Surat Az Zumar merupakan salah satu surat dalam Al-Qur’an yang banyak mengandung pelajaran tentang keimanan, ibadah, dan hubungan antara manusia dengan Allah SWT. Salah satunya seperti dijelaskan dalam ayat 9.

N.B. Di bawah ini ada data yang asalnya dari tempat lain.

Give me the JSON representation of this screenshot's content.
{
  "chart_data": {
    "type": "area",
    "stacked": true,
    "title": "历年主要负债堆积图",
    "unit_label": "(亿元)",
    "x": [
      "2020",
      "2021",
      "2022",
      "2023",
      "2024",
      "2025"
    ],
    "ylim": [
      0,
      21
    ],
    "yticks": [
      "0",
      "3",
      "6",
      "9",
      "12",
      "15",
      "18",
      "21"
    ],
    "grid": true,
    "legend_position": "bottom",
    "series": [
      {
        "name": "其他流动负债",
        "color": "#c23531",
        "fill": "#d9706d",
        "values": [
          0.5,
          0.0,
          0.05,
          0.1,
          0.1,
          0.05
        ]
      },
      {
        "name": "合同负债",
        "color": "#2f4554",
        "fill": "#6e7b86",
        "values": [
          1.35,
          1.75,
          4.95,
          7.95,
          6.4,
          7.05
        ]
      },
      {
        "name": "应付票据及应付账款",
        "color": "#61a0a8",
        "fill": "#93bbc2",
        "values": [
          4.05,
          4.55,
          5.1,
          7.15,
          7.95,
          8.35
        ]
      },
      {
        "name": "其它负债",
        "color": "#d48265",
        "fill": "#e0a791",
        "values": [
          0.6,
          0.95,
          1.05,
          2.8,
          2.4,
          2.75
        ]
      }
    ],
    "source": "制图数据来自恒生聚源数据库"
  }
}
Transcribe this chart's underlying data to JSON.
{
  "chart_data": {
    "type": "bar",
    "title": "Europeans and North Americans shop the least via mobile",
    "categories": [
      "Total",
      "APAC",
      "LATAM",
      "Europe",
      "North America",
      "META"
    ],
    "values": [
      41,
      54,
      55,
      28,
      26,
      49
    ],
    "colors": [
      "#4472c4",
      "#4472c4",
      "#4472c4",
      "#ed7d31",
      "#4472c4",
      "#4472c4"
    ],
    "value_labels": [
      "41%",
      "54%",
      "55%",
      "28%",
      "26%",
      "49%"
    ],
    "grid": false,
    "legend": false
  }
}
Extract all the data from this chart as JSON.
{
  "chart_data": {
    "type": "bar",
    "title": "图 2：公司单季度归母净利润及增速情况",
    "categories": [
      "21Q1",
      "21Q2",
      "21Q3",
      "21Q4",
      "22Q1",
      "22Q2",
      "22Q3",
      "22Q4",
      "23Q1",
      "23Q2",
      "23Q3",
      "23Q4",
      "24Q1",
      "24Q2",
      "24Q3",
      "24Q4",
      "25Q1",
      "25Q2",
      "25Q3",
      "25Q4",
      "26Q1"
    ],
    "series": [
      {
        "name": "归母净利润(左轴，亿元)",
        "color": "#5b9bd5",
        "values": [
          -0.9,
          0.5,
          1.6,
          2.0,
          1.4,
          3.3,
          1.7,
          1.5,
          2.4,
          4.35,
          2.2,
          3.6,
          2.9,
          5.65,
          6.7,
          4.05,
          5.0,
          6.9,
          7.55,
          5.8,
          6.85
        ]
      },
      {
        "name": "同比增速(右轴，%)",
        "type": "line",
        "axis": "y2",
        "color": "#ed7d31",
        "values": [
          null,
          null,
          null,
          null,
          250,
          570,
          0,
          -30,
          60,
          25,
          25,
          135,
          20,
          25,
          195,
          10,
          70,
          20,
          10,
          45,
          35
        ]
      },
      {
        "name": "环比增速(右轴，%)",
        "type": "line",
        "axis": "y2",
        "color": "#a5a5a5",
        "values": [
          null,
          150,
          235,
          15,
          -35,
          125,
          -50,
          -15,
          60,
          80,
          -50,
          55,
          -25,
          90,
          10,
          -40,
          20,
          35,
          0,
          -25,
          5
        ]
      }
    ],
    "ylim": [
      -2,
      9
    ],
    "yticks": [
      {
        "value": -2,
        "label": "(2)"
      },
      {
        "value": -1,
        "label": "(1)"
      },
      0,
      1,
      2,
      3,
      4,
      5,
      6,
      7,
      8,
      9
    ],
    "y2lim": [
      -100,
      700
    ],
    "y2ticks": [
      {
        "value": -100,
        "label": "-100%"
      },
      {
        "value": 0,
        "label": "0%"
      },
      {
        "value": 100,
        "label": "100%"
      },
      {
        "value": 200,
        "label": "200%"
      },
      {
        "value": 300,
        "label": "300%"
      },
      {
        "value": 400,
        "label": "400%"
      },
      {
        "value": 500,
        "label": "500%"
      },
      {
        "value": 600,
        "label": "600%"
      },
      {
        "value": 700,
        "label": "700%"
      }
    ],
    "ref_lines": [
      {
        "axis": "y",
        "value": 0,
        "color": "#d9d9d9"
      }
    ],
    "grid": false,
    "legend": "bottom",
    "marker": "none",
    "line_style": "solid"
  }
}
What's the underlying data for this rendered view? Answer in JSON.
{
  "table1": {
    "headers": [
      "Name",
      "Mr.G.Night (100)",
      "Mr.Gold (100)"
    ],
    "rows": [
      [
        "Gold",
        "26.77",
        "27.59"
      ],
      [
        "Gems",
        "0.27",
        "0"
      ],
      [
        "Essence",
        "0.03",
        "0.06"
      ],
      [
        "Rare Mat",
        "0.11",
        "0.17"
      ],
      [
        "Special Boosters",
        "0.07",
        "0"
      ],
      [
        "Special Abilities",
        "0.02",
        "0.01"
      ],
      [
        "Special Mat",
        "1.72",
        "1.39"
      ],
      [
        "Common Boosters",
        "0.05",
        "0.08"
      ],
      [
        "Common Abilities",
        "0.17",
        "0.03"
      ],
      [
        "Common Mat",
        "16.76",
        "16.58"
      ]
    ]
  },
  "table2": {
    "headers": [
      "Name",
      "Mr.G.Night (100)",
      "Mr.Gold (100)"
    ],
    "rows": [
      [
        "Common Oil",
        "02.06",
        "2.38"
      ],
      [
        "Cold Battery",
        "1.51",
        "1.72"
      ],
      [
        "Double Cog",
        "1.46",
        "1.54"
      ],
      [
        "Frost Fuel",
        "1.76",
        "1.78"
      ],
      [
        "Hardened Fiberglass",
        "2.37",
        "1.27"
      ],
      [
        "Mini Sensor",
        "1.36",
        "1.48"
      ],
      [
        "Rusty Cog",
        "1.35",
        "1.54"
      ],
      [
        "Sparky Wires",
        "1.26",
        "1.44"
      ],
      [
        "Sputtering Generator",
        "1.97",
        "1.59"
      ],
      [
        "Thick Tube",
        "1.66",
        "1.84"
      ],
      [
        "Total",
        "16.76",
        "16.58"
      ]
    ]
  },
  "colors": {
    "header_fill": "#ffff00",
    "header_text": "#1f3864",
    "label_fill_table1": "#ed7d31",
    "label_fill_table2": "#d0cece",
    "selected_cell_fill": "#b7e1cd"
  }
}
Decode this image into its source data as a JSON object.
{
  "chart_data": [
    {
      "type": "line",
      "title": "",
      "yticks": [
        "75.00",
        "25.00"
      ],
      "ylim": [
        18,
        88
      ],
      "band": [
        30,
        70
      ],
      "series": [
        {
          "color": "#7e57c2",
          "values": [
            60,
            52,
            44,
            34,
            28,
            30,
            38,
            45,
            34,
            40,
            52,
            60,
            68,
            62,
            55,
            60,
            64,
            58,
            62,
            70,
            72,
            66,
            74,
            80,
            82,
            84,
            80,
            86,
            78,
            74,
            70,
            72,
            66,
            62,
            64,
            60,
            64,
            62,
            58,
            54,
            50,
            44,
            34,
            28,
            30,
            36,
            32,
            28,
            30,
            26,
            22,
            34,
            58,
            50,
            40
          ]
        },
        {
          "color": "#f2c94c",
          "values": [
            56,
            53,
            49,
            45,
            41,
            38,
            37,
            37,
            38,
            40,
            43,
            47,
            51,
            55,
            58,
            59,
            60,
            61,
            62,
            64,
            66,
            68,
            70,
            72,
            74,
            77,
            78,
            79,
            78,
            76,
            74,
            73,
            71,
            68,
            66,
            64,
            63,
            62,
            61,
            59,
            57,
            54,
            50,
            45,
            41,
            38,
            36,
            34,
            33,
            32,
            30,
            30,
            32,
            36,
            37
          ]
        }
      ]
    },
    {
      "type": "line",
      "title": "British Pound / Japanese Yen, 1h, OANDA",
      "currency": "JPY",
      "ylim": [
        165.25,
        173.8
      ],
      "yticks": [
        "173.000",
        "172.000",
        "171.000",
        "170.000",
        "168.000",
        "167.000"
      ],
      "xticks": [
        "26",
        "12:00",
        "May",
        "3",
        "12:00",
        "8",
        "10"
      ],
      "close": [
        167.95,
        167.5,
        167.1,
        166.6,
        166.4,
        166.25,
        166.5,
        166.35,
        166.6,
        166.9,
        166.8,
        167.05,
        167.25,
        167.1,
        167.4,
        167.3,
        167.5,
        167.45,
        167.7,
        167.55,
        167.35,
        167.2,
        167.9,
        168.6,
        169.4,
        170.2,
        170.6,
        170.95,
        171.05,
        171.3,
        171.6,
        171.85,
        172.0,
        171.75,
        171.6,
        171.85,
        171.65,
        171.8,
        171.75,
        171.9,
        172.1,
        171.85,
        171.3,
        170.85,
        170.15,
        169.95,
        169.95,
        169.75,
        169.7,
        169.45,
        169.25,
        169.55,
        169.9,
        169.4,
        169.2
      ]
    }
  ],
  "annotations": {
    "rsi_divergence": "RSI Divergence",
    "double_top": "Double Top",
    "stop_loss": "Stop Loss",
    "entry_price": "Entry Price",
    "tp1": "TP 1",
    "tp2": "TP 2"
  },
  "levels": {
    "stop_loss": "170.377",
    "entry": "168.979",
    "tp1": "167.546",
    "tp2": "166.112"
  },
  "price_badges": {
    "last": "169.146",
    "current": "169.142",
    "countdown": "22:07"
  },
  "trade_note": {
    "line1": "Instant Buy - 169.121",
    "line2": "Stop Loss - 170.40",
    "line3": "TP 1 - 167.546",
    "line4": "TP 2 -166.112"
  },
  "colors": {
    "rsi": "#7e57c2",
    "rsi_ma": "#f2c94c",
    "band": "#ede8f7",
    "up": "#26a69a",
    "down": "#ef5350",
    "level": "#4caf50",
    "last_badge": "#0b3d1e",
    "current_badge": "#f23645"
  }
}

Surat Az Zumar ayat ke-9 menjelaskan perbedaan antara orang yang berilmu dan beribadah dengan orang yang lalai dari ketaatan. Berikut bacaan dan tafsir selengkapnya.

Surat Az-Zumar Ayat 9

Berikut bacaan lengkap surat Az Zumar ayat 9,


أَمَّنْ هُوَ قَٰنِتٌ ءَانَآءَ ٱلَّيْلِ سَاجِدًا وَقَآئِمًا يَحْذَرُ ٱلْءَاخِرَةَ وَيَرْجُوا۟ رَحْمَةَ رَبِّهِۦ ۗ قُلْ هَلْ يَسْتَوِى ٱلَّذِينَ يَعْلَمُونَ وَٱلَّذِينَ لَا يَعْلَمُونَ ۗ إِنَّمَا يَتَذَكَّرُ أُو۟لُوا۟ ٱلْأَلْبَٰبِ

Arab-Latin: Am man huwa qānitun ānā`al-laili sājidaw wa qā`imay yaḥżarul-ākhirata wa yarjụ raḥmata rabbih, qul hal yastawillażīna ya’lamụna wallażīna lā ya’lamụn, innamā yatażakkaru ulul-albāb

Artinya: (Apakah kamu hai orang musyrik yang lebih beruntung) ataukah orang yang beribadat di waktu-waktu malam dengan sujud dan berdiri, sedang ia takut kepada (azab) akhirat dan mengharapkan rahmat Tuhannya? Katakanlah: “Adakah sama orang-orang yang mengetahui dengan orang-orang yang tidak mengetahui?” Sesungguhnya orang yang berakallah yang dapat menerima pelajaran.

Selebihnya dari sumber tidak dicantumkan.